White Broom is a perennial shrub, which reaches a height of up to 3 meters. It is impressive mainly due to its opulent blossoming. The plant is covered with dense silk hairs (hirsute). It has thin and flexible branches, which are silvery green when young and dark green when mature. They are grooved with delicate longitudinal grooves which contain the stomata. Its roots penetrate the soil to a great depth (some claim up to 20 meters), and they reach water even after the upper soil layers have dried. The leaves are simple, narrow and elongated, with a length of 10 mm. They fall a short time after sprouting, and the tree plant remains leafless for most of the year, with photosynthetic activity taking place in the thin stems. The stomata are hidden within the longitudinal grooves of the stem, such that water loss during photosynthesis is reduced.

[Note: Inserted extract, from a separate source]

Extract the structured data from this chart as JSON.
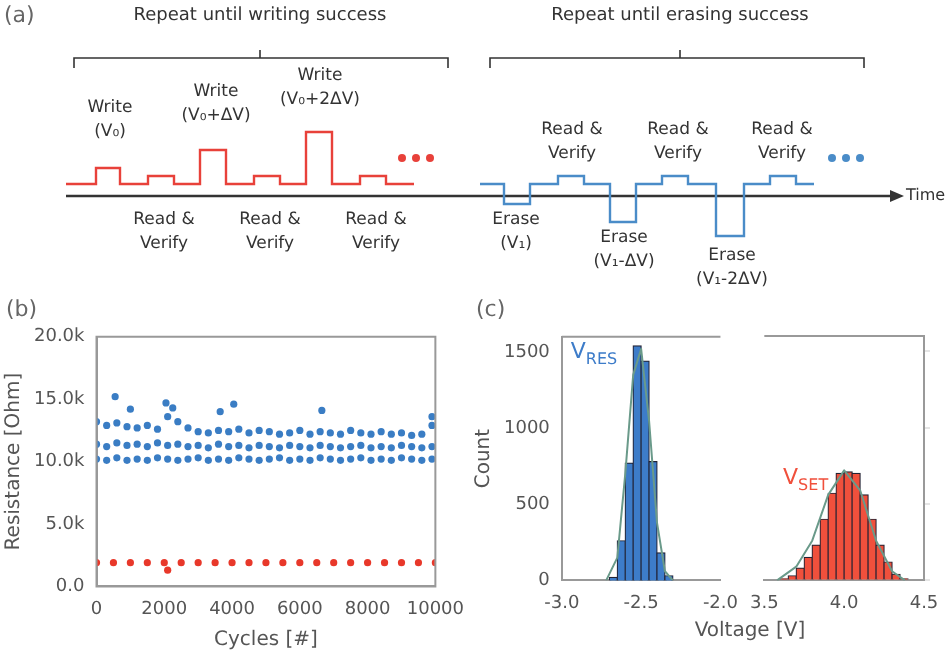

Retama raetam blooms between January and April. The calyx has two lips, is dark purple, and sometimes there are spots of a similar color also on the corolla. There are two teeth on the upper lip of the calyx. The lower lip is somewhat elongated and has three teeth. The corolla is typical of the Fabaceae family, and is bright white. The standard is prominent, with purple veins, and a length of 12 mm and width of 10 mm. The flower emits a pleasant scent. The filaments of the stamen are fused into a duct, and disperse their pollen by a method called “explosion pollination”. The scent of the flower attracts insects, especially bees. Each flower is attached to a stem via a short pedicel. The fruit is a short single-seed legumen, ovate, with an acute apex. It is glabrous, and does not open when ripe. The seed is yellow, with a very hard coat. The legumens are eaten mainly by rabbits. The seeds are not digested and are excreted in the droppings. The action of the digestive juices on the hard coat of the seeds facilitates their germination. Seeds that remained in legumens will germinate when the legumen shell rots and the seed absorbs water.
Retama raetam is common in most regions of Israel, except for the mountains of the north and center. It grows especially in lithified desert and seashore dunes; in regions of migrating and stabilized dunes in the coastal plain and the lowland; and also (perhaps a different variety) on rocky slopes in the desert; on rocks and roadsides in the Golan Heights, Mount Carmel and Eastern Samaria. Its global distribution extends over the deserts of North Africa and South Asia. The genus contains 5 species. The shrub is also common in ornamental gardens. The fruit vales are edible. It is used by desert Bedouin as medicine for treatment of backache, stomachache, infertility, temporary paralysis of the limbs, joint pain, infected skin lesions, toothache, sprains and fractures.